Have you ever regretted taking “Cop Killer” off the first Body Count record?
Well, I didn’t really have an option. Warner took it off the album.

You’ve always said it was your decision.
No, no, no, no, no, let me retract there. What happened was the record had caused so much shit that Warner was getting death threats. And I did pull it off because I felt that they were going to pigeonhole this band. “Cop Killer” was just one song on the album; it wasn’t the political stance of the group. So I just told Warner Bros., I’m taking it off, and they were like, “All right, man.” You know what? Fuck it. We’ll pull the record off, and we’ll give the record away. We gave away 10,000 copies of “Cop Killer.”

They said I did it for the money, they said I did it for the hype. I didn’t really think “Cop Killer” was such a bad record considering I was familiar with bands like Millions of Dead Cops. I was familiar with Black Flag always fucking with the police in songs like “Police Story.” I didn’t really think the cops would be looking to the music enough to get mad; I just thought that it was just going to be punk rage. And it turned into a real big shitstorm, so that was just a way the music created a shitstorm. No, I don’t regret pulling it because at the moment, it was just a lot about trying to make [killing cops] like that’s what I was about. And it really wasn’t, it was just a song.

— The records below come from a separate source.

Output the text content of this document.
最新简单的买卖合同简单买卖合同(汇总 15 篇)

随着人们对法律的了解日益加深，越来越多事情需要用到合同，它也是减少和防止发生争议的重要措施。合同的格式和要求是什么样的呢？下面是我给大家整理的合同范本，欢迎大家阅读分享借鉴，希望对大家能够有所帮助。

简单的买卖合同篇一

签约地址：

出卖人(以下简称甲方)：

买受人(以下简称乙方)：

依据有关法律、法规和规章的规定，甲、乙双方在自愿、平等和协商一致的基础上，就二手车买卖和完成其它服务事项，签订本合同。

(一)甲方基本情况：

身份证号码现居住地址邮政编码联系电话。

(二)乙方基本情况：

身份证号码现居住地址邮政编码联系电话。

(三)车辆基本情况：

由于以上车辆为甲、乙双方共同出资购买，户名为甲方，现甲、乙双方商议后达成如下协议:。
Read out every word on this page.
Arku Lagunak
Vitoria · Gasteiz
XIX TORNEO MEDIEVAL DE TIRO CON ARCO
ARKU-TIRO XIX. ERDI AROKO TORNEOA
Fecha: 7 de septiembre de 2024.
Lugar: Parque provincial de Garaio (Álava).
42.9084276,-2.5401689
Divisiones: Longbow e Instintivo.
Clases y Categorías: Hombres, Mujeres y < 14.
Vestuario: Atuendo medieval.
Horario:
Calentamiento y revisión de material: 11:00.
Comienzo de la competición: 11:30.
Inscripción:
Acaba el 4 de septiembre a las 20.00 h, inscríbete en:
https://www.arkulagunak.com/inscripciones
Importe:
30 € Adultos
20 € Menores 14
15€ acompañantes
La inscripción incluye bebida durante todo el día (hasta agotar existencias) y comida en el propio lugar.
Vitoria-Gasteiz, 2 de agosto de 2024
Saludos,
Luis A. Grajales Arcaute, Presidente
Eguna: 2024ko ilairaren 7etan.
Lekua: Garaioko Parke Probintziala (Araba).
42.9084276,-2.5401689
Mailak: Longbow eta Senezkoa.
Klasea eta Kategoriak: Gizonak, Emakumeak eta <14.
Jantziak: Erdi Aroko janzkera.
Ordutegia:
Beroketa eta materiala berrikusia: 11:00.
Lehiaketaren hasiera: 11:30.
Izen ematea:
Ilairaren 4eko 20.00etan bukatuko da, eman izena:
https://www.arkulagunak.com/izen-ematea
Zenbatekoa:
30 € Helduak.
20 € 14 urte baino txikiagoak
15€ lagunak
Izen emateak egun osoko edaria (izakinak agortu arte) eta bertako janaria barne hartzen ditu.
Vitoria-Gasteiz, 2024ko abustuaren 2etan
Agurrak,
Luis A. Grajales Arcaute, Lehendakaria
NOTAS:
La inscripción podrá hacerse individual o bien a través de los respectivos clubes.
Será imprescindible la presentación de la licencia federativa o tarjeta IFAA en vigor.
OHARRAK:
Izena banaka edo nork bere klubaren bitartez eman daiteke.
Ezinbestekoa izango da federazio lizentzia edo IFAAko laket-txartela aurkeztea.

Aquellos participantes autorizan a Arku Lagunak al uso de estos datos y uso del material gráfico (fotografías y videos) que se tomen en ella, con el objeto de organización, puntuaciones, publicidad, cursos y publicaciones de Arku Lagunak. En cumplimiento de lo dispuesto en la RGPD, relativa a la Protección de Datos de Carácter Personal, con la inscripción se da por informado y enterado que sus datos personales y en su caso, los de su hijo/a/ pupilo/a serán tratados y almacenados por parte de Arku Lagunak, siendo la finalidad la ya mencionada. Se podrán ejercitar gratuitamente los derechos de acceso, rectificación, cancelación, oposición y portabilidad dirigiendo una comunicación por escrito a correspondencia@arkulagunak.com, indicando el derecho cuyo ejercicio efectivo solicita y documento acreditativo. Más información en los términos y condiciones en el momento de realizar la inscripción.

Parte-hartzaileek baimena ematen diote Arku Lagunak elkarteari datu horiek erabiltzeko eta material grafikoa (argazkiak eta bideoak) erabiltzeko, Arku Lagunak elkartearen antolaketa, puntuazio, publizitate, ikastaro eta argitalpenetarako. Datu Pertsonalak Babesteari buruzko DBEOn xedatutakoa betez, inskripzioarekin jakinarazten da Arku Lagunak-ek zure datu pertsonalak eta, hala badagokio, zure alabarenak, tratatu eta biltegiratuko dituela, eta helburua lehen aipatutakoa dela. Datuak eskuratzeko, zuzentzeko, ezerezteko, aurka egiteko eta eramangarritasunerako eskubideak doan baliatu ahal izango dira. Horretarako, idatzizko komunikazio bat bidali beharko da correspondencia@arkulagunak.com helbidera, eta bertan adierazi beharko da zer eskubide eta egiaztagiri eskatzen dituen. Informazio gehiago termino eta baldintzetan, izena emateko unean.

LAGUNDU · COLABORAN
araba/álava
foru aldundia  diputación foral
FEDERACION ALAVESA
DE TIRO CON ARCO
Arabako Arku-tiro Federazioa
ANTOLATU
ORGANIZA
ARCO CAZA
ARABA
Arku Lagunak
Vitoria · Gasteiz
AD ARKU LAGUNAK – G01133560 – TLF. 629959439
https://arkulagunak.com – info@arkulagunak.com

It didn’t go over as well as N.W.A‘s “Fuck the Police.”
“Fuck the Police” is a lot different than “kill the police,” and when black rage is translated across to white kids, that’s when people give a shit. I could sing “Cop Killer” in a rap concert all fucking day with the rap kids, the black kids. But when they saw me out there at Lollapalooza with 15,000, 20,000 white kids yelling “fuck the police,” something’s gotta be done about this.

What happened with rap and urban hip-hop back in the Home Invasion days, was we were able to translate black rage to white rage. And we taught the white kids that we’re not mad at you, we’re mad at shit. And the white kids said, “You know what? We’re mad at the same shit.” And the racism was an easy way their parents were able to separate them. Their parents taught them, “Ice-T wants to rob you. Ice-T hates you. Ice-T wants to punch you in the face.” Before they knew it, they’re like, “I like Snoop Dogg. I like Ice-T. Ice-T ain’t mad at me. Ice-T may be mad at you mom or dad, but he ain’t mad at me.” And the beauty of that is, those same kids voted, and that’s how we ended up with a black president. So we were making some moves back then for the good.